I've been out of town and haven't had time to comment here yet but that Bethel Woods show sounds great Rock!
To my ear, nothing conveys the same depth, warmth, and a the same sense of "big, natural sounding there-ness" like a good wide omni spread. Totally agreed with the "snap into place" comment. The center pair really nails down a solid center anchor along with upfront midrange articulation and clarity.
I realize that I tend to think of and describe this stuff from a point of view that's the opposite of how most tapers tend to think about and approach it - for me the omnis are the primary foundation and the center pair improves things by reinforcing what is needed but to some degree already present in the omnis, just weak. Most tapers probably think of it the other way around, considering the center pair as the primary pair and the omnis a the "nice to have addition" which improves the center pair. Does that conceptual difference matter in any way? Probably not. Mostly just a philosophical difference I suppose, but I do wonder how that plays out in how folks approach taping. Looking at it from the opposite perspective, is the stuff the omnis provide that the center pair lacks on its own already there in the center pair but just weak? Some of it sure, but I do think one fundamental difference is that the spaced omnis provide good diffuse field decorrelation, or rather, achieve sufficiently low
diffuse field correlation (..which is what non-taper acousticians and recording engineers associate with the contraction DFC. It doesn't read as Dead F****** Center to them) responsible for much of the perceived depth, warmth, and a the sense of "big, natural sounding there-ness" of the room ambience and audience portrayal. That isn't just weak in most near-spaced or coincident center pairs, its not really there at all.. maybe it is in a Blumlein pair, but that's more of a special case, and in a Blumlein pair the balance of that stuff verses the direct sound from the stage and PA isn't adjustable afterward in the same way that it is in a OMT4 arrangement.
So cool!
8' seems like a lot, did you listen to just omnis much before mixing?
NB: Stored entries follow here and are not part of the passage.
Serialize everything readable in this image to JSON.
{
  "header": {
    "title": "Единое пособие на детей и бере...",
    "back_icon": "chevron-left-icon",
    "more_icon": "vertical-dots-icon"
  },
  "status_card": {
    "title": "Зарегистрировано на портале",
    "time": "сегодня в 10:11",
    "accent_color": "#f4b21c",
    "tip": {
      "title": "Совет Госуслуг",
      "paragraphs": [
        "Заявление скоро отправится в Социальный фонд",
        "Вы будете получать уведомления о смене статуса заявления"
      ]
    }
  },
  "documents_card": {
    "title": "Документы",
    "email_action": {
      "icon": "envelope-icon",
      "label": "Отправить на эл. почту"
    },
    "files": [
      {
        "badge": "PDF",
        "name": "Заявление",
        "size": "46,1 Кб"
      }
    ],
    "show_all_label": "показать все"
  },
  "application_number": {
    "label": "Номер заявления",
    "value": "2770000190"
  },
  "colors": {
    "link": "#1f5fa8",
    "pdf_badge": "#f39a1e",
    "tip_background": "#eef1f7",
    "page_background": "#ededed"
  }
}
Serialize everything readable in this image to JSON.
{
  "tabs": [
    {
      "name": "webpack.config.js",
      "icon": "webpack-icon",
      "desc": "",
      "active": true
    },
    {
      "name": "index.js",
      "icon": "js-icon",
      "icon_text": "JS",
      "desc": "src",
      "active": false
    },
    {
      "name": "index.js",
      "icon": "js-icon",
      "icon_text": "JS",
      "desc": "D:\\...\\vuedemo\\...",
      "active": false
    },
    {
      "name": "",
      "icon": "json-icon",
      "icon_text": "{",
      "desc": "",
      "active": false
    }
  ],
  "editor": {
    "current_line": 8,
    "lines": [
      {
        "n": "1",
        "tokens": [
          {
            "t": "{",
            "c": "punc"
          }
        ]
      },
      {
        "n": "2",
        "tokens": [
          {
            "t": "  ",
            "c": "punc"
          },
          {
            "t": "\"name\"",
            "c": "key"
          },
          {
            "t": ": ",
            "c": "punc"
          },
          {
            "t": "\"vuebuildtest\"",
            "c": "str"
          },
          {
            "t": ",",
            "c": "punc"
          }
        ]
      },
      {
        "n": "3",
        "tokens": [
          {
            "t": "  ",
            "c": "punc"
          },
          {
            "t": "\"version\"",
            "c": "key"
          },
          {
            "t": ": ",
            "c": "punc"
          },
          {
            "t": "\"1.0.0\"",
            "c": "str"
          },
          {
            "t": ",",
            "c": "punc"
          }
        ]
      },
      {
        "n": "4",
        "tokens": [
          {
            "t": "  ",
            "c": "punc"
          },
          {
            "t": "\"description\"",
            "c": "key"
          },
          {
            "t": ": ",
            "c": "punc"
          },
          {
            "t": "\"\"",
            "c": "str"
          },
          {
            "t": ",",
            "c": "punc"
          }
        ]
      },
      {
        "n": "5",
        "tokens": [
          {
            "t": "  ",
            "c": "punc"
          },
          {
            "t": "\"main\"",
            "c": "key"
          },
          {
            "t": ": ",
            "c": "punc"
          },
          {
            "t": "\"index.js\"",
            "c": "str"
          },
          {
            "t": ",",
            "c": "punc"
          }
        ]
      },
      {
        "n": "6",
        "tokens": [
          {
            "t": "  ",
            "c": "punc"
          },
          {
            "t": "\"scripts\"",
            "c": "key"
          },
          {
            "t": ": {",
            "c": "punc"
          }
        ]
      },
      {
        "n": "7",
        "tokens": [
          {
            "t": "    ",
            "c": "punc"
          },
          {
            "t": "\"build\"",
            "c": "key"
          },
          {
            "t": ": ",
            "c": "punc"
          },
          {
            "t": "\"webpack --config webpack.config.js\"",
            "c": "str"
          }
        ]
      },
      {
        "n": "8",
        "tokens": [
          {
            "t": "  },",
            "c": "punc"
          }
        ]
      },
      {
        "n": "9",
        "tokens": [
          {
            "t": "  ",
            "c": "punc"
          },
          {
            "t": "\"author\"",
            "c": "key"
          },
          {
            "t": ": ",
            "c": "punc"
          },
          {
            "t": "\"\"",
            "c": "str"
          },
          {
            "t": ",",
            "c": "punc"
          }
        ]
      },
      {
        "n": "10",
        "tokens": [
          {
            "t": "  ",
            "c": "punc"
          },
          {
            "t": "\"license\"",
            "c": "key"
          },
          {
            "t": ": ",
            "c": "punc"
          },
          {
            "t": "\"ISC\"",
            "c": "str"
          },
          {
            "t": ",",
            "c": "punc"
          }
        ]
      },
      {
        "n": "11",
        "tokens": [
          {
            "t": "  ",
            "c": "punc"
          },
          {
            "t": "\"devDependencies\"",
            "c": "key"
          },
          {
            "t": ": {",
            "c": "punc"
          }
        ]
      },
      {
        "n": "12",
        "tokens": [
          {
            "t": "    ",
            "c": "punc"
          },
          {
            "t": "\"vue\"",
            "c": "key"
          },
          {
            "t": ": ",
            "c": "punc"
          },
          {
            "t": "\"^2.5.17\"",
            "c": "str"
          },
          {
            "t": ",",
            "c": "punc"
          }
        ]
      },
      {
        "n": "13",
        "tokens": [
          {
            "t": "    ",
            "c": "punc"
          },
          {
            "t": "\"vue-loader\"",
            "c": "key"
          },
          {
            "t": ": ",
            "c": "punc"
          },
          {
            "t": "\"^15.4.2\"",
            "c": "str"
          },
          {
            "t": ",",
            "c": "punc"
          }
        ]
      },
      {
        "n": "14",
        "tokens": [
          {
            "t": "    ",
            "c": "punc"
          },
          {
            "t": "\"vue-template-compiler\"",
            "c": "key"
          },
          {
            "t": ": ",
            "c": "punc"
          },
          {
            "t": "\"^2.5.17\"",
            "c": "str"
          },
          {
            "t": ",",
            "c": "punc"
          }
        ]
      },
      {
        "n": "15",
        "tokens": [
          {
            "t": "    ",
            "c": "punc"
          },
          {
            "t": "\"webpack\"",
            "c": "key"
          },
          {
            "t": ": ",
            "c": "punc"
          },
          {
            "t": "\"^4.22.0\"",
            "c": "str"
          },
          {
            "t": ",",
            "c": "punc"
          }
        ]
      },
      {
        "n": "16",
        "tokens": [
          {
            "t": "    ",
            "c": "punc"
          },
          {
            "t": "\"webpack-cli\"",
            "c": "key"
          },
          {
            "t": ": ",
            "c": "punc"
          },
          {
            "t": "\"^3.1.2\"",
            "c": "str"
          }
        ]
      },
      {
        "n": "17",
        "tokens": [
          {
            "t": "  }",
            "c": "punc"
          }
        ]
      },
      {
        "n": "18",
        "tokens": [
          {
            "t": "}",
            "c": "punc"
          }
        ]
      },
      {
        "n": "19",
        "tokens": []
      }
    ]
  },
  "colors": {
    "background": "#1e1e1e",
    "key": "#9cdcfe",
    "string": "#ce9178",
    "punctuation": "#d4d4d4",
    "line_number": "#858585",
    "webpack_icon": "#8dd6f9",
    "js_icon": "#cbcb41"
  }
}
Jim and Doug used to run a spread that big or larger outdoors at the Greek and Frost, with nothing in the middle, and we loved'd the sound, so I'm curious about how yours sounds...
Nice work!
As I've probably speculated about too many times already in the OMT threads and elsewhere (apologies for repeating myself too much), outside of the microcosm of concert taping, recording a PA from a position in the audience presents a very strange acoustic scenario. I think a wide omni pair is capable of working alright on its own in that situation, without necessarily producing an egregious hole-in-the-middle as would be expected in a more typical recording situation, partly because of the unusual geometric relationship between two wide spaced PA arrays and the wide-spaced omni pair, combined with having a large degree of correlated mono content through the PA (the solid center stuff). The mono content from the separated PA stacks positioned on opposite sides of the stage reaches each omni on the same side in a phase coherent way, while the cross-path from the PA on the opposite is delayed by some milliseconds. While the non-mono decorrelated stuff through the PA (there is probably more of that than panned correlated content) is further decorrelated to both omnis. That's a very unusual acoustic situation that will only occur with a wide spaced PA and a relatively wide-spaced omni pair centered and oriented parallel to it.
I think that's why wide omni splits can work for tapers while they otherwise wouldn't elsewhere, even though it's almost always better with the addition of a center pair (or SBD).
If all this reads as Greek, just ignore it!